Mature cloud users are driven predominantly by business growth, not cost reduction, new report reveals

14 May 2015

  • Global survey of 784 executives reveals how mature organisations are in their approach to cloud computing
  • Cloud is increasingly  becoming the dominant model of IT service delivery
  • High cloud-maturity companies are more likely to say the benefits of cloud in terms of their revenue growth has been transformative or substantial
  • Security, privacy and compliance will remain as the key challenges to cloud adoption 

Organisations with a mature approach to cloud computing are typically more focused on business growth than cost reduction, a new IBM report written by The Economist Intelligence Unit reveals today. They are also more likely to achieve those benefits as a result of their use of cloud.

Mapping the cloud maturity curve is based on a survey of 784 IT and business executives from around the world. It forms part of an ongoing EIU research programme, which launched in December 2014. 

The survey assessed organisations’ progress in achieving five fundamentals of cloud maturity: aligned strategy, organisational harmony, digital culture, dynamic infrastructure, and good governance.

It reveals that cloud is poised to become the dominant model for IT service delivery.
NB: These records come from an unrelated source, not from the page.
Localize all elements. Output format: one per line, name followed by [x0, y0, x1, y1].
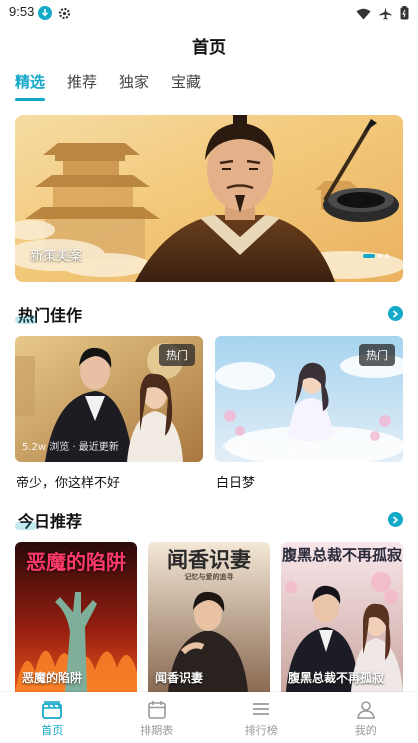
- recommend-cover-title: 恶魔的陷阱: [26, 550, 126, 574]
- hot-item-meta: 42.7w 浏览 · 最近更新: [222, 442, 326, 453]
- banner-carousel[interactable]: 新策美案: [15, 115, 403, 282]
- banner-title: 新策美案: [30, 249, 83, 264]
- list-icon: [253, 703, 270, 715]
- more-arrow-icon[interactable]: [388, 512, 403, 527]
- tab-exclusive[interactable]: 独家: [119, 71, 149, 101]
- category-tabs: 精选 推荐 独家 宝藏: [15, 71, 201, 101]
- more-arrow-icon[interactable]: [388, 306, 403, 321]
- tab-featured[interactable]: 精选: [15, 71, 46, 101]
- recommend-item-card[interactable]: 恶魔的陷阱 恶魔的陷阱: [15, 542, 137, 692]
- hot-item-cover: 热门 42.7w 浏览 · 最近更新: [215, 336, 403, 462]
- nav-item-schedule[interactable]: 排期表: [105, 692, 210, 743]
- recommend-item-title: 恶魔的陷阱: [22, 671, 83, 685]
- settings-notification-icon: [58, 5, 71, 24]
- hot-badge: 热门: [159, 344, 195, 366]
- page-title: 首页: [192, 38, 226, 58]
- status-time: 9:53: [9, 4, 35, 19]
- carousel-dot: [378, 254, 382, 258]
- recommend-item-card[interactable]: 腹黑总裁不再孤寂 腹黑总裁不再孤寂: [281, 542, 403, 692]
- battery-icon: [400, 5, 409, 24]
- wifi-icon: [356, 5, 371, 24]
- bottom-navigation: 首页 排期表 排行榜 我的: [0, 692, 418, 743]
- carousel-indicator: [363, 254, 389, 258]
- nav-item-profile[interactable]: 我的: [314, 692, 418, 743]
- section-title: 今日推荐: [14, 508, 82, 532]
- nav-label: 首页: [41, 724, 64, 737]
- user-icon: [356, 701, 375, 719]
- tab-recommended[interactable]: 推荐: [67, 71, 97, 101]
- clapperboard-icon: [42, 701, 63, 719]
- hot-badge: 热门: [359, 344, 395, 366]
- nav-label: 排期表: [140, 724, 174, 737]
- recommend-cover-subtitle: 记忆与爱的追寻: [184, 573, 234, 581]
- hot-item-meta: 5.2w 浏览 · 最近更新: [22, 442, 119, 453]
- recommend-item-title: 闻香识妻: [155, 671, 204, 685]
- hot-item-title: 帝少，你这样不好: [16, 476, 121, 491]
- recommend-cover-title: 闻香识妻: [167, 547, 251, 572]
- calendar-icon: [147, 701, 166, 719]
- tab-treasure[interactable]: 宝藏: [171, 71, 201, 101]
- nav-item-ranking[interactable]: 排行榜: [209, 692, 314, 743]
- status-bar: 9:53: [0, 0, 418, 26]
- nav-item-home[interactable]: 首页: [0, 692, 105, 743]
- hot-item-card[interactable]: 热门 5.2w 浏览 · 最近更新 帝少，你这样不好: [15, 336, 203, 491]
- carousel-dot: [363, 254, 375, 258]
- recommend-section-header: 今日推荐: [14, 508, 403, 532]
- recommend-cover-title: 腹黑总裁不再孤寂: [281, 546, 402, 564]
- hot-section-header: 热门佳作: [14, 302, 403, 326]
- download-notification-icon: [38, 5, 52, 24]
- section-title: 热门佳作: [14, 302, 82, 326]
- nav-label: 我的: [354, 724, 377, 737]
- hot-item-card[interactable]: 热门 42.7w 浏览 · 最近更新 白日梦: [215, 336, 403, 491]
- hot-item-cover: 热门 5.2w 浏览 · 最近更新: [15, 336, 203, 462]
- airplane-icon: [379, 5, 392, 24]
- nav-label: 排行榜: [244, 724, 278, 737]
- recommend-item-card[interactable]: 闻香识妻 记忆与爱的追寻 闻香识妻: [148, 542, 270, 692]
- hot-item-title: 白日梦: [216, 476, 256, 491]
- carousel-dot: [385, 254, 389, 258]
- recommend-item-title: 腹黑总裁不再孤寂: [288, 671, 385, 685]
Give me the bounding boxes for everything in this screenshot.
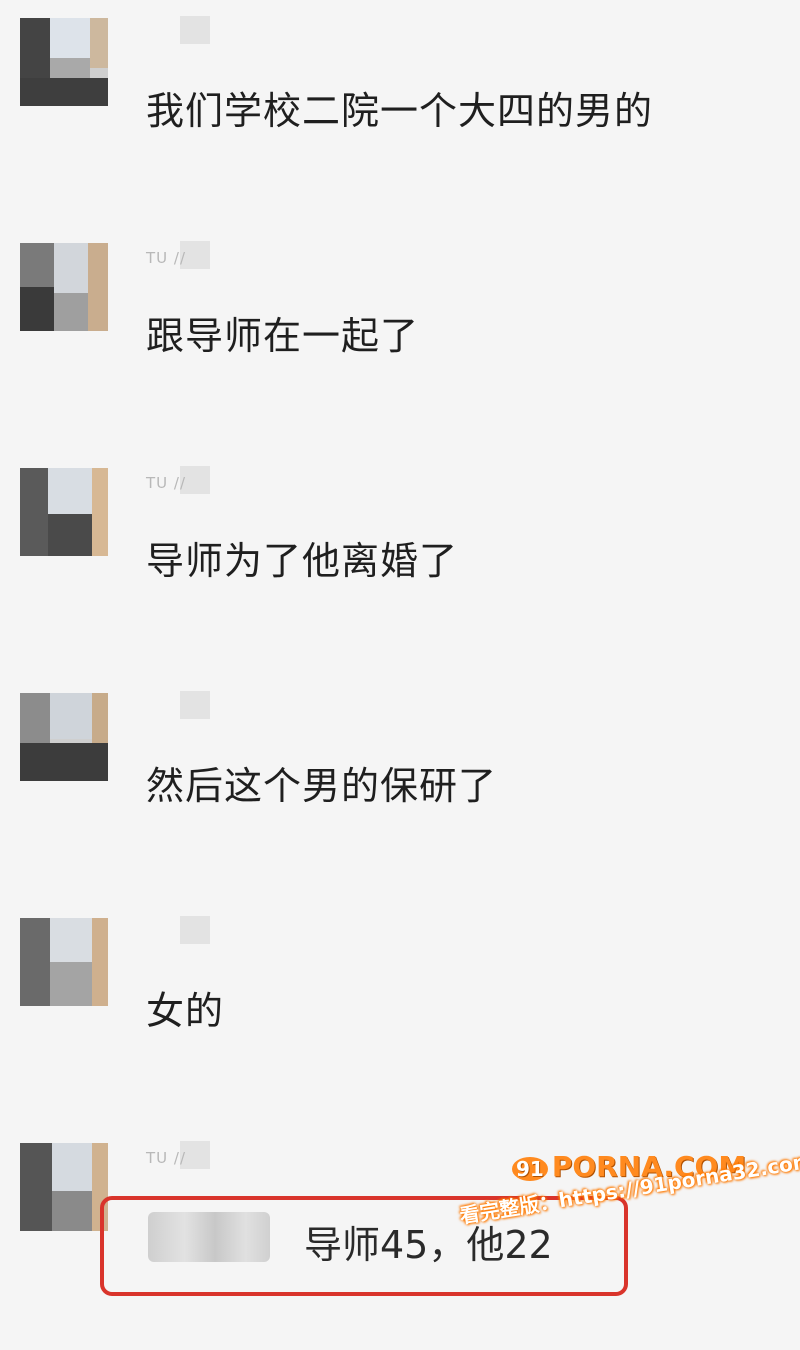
- nickname-blur: [180, 691, 210, 719]
- avatar[interactable]: [20, 468, 108, 556]
- chat-message: TU // 导师为了他离婚了: [0, 450, 800, 675]
- nickname: TU //: [146, 249, 187, 267]
- avatar[interactable]: [20, 693, 108, 781]
- chat-message: 然后这个男的保研了: [0, 675, 800, 900]
- chat-message: TU // 跟导师在一起了: [0, 225, 800, 450]
- message-text: 我们学校二院一个大四的男的: [146, 89, 654, 133]
- message-text: 跟导师在一起了: [146, 314, 420, 358]
- nickname-blur: [180, 916, 210, 944]
- quoted-name-blur: [148, 1212, 270, 1262]
- avatar[interactable]: [20, 1143, 108, 1231]
- avatar[interactable]: [20, 243, 108, 331]
- message-text: 女的: [146, 989, 225, 1033]
- chat-message: 我们学校二院一个大四的男的: [0, 0, 800, 225]
- avatar[interactable]: [20, 918, 108, 1006]
- message-text: 然后这个男的保研了: [146, 764, 498, 808]
- watermark-prefix: 91: [512, 1157, 548, 1181]
- quoted-reply-text: 导师45，他22: [304, 1223, 553, 1267]
- message-text: 导师为了他离婚了: [146, 539, 459, 583]
- chat-message: 女的: [0, 900, 800, 1125]
- nickname: TU //: [146, 474, 187, 492]
- nickname-blur: [180, 16, 210, 44]
- avatar[interactable]: [20, 18, 108, 106]
- nickname: TU //: [146, 1149, 187, 1167]
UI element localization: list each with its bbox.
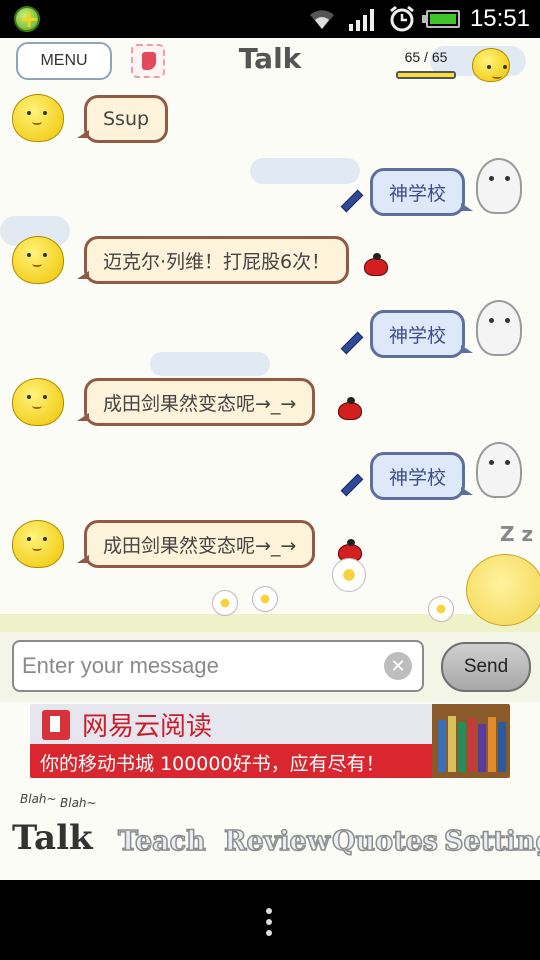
clear-icon[interactable]: ✕ (384, 652, 412, 680)
pencil-icon[interactable] (340, 190, 362, 212)
message-field: ✕ (12, 640, 424, 692)
blah-label: Blah~ (60, 796, 97, 810)
bottom-tab-bar: Blah~ Blah~ Talk Teach Review Quotes Set… (0, 780, 540, 880)
tab-talk[interactable]: Talk (12, 818, 93, 858)
page-title: Talk (238, 42, 302, 75)
app-screen: MENU Talk 65 / 65 Ssup 神学校 迈克尔·列维！打屁股6次！… (0, 38, 540, 880)
send-button[interactable]: Send (441, 642, 531, 692)
bot-avatar (12, 378, 64, 426)
bot-message-bubble: 成田剑果然变态呢→_→ (76, 378, 316, 426)
pencil-icon[interactable] (340, 332, 362, 354)
message-input[interactable] (14, 642, 374, 690)
counter-progress-bar (396, 71, 456, 79)
wifi-icon (309, 10, 334, 29)
cloud-decoration (250, 158, 360, 184)
signal-icon (348, 9, 374, 31)
chick-mascot-icon (472, 48, 510, 82)
bot-avatar (12, 236, 64, 284)
user-avatar (476, 300, 522, 356)
flower-decoration (252, 586, 278, 612)
sleeping-chick-decoration (466, 554, 540, 626)
flower-decoration (212, 590, 238, 616)
composer: ✕ Send (0, 632, 540, 702)
sleep-zz-decoration: Z z (500, 522, 534, 546)
bot-avatar (12, 520, 64, 568)
ad-brand: 网易云阅读 (82, 712, 213, 742)
system-nav-bar (0, 880, 540, 960)
ad-logo-icon (42, 710, 70, 740)
user-message-bubble: 神学校 (370, 310, 474, 358)
alarm-icon (390, 5, 414, 32)
pencil-icon[interactable] (340, 474, 362, 496)
app-notification-icon (14, 5, 40, 33)
user-avatar (476, 442, 522, 498)
ad-banner[interactable]: 网易云阅读 你的移动书城 100000好书，应有尽有！ (30, 704, 510, 778)
overflow-menu-icon[interactable] (266, 908, 274, 940)
bot-message-bubble: Ssup (76, 95, 169, 143)
tab-setting[interactable]: Setting (443, 825, 540, 858)
blah-label: Blah~ (20, 792, 57, 806)
bot-message-bubble: 成田剑果然变态呢→_→ (76, 520, 316, 568)
message-counter: 65 / 65 (404, 49, 448, 65)
flower-decoration (332, 558, 366, 592)
tab-quotes[interactable]: Quotes (331, 825, 439, 858)
bookshelf-icon (432, 704, 510, 778)
ladybug-icon[interactable] (364, 253, 388, 276)
bot-avatar (12, 94, 64, 142)
flower-decoration (428, 596, 454, 622)
tab-teach[interactable]: Teach (117, 825, 206, 858)
user-avatar (476, 158, 522, 214)
battery-icon (421, 10, 460, 28)
status-time: 15:51 (469, 5, 530, 32)
tab-review[interactable]: Review (223, 825, 330, 858)
user-message-bubble: 神学校 (370, 452, 474, 500)
status-bar: 15:51 (0, 0, 540, 38)
bot-message-bubble: 迈克尔·列维！打屁股6次！ (76, 236, 350, 284)
cloud-decoration (150, 352, 270, 376)
user-message-bubble: 神学校 (370, 168, 474, 216)
ladybug-icon[interactable] (338, 397, 362, 420)
ad-text: 你的移动书城 100000好书，应有尽有！ (40, 753, 385, 775)
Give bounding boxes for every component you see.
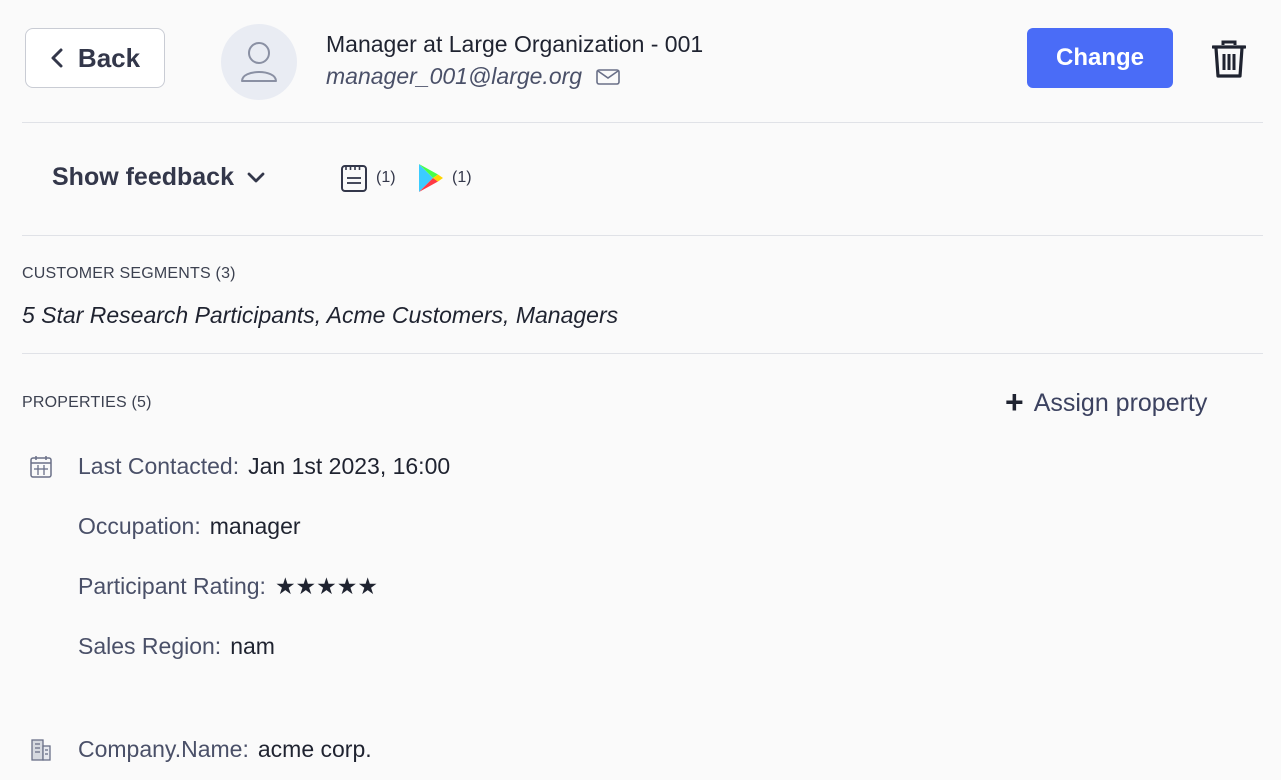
assign-property-label: Assign property: [1033, 389, 1208, 417]
properties-label: PROPERTIES (5): [22, 394, 152, 411]
header-divider: [22, 122, 1263, 123]
property-row: Last Contacted: Jan 1st 2023, 16:00: [78, 453, 450, 480]
trash-icon[interactable]: [1212, 40, 1246, 78]
property-value: Jan 1st 2023, 16:00: [248, 453, 451, 479]
user-icon: [241, 42, 277, 82]
chevron-left-icon: [51, 48, 63, 68]
property-row: Company.Name: acme corp.: [78, 736, 372, 763]
property-row: Participant Rating: ★★★★★: [78, 573, 378, 600]
change-button[interactable]: Change: [1027, 28, 1173, 88]
show-feedback-toggle[interactable]: Show feedback: [52, 163, 266, 192]
property-row: Occupation: manager: [78, 513, 301, 540]
feedback-source-count: (1): [452, 169, 472, 186]
envelope-icon[interactable]: [596, 68, 620, 85]
feedback-source-count: (1): [376, 169, 396, 186]
property-row: Sales Region: nam: [78, 633, 275, 660]
customer-segments-value: 5 Star Research Participants, Acme Custo…: [22, 302, 619, 328]
property-value: nam: [230, 633, 275, 659]
property-key: Occupation:: [78, 513, 201, 539]
property-key: Sales Region:: [78, 633, 222, 659]
segments-divider: [22, 353, 1263, 354]
customer-segments-label: CUSTOMER SEGMENTS (3): [22, 265, 236, 282]
property-key: Last Contacted:: [78, 453, 240, 479]
feedback-source-google-play[interactable]: (1): [418, 163, 472, 193]
google-play-icon: [419, 164, 443, 192]
assign-property-button[interactable]: + Assign property: [1005, 384, 1208, 420]
back-label: Back: [77, 42, 141, 73]
calendar-icon: [30, 456, 52, 478]
avatar: [221, 24, 297, 100]
user-email-text: manager_001@large.org: [326, 63, 583, 89]
show-feedback-label: Show feedback: [52, 163, 234, 191]
feedback-divider: [22, 235, 1263, 236]
back-button[interactable]: Back: [25, 28, 165, 88]
rating-stars: ★★★★★: [274, 573, 379, 599]
building-icon: [31, 739, 51, 761]
plus-icon: +: [1005, 384, 1024, 420]
feedback-source-notes[interactable]: (1): [340, 163, 396, 193]
property-value: manager: [209, 513, 301, 539]
property-key: Participant Rating:: [78, 573, 266, 599]
user-name: Manager at Large Organization - 001: [326, 31, 704, 57]
notepad-icon: [341, 165, 367, 192]
property-key: Company.Name:: [78, 736, 249, 762]
user-email-link[interactable]: manager_001@large.org: [326, 63, 620, 90]
property-value: acme corp.: [257, 736, 372, 762]
chevron-down-icon: [247, 172, 265, 182]
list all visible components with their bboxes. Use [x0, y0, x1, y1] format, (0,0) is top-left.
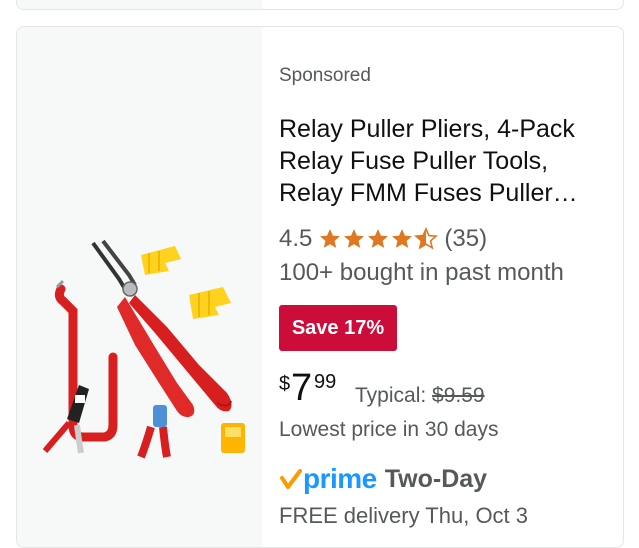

Two thirds of respondents predict that 60% or more of the technology services will be delivered via the cloud within three years. 

High cloud-maturity organisations are more likely to view “boosting customer demand” and “expanding sales channels” as drivers to cloud adoption, the report shows. They are also more likely to have achieved revenue growth as a result of their use of cloud. Low cloud-maturity organisations are typically more focused on cost reduction and efficiency.

They are also more likely to say they have the data governance measures required by cloud in place. Nevertheless, privacy, compliance and security will continue to be the chief barriers to cloud adoption in the next three years, even among high cloud-maturity organisations, the report reveals. 

“This research reveals that there is still work to be done by IT departments in educating their peers in other divisions about the risks and realities of cloud,” said Pete Swabey, senior editor at The Economist Intelligence Unit.

The report is accompanied by a benchmarking tool that allows companies to compare their own cloud maturity against peers in their region or industry.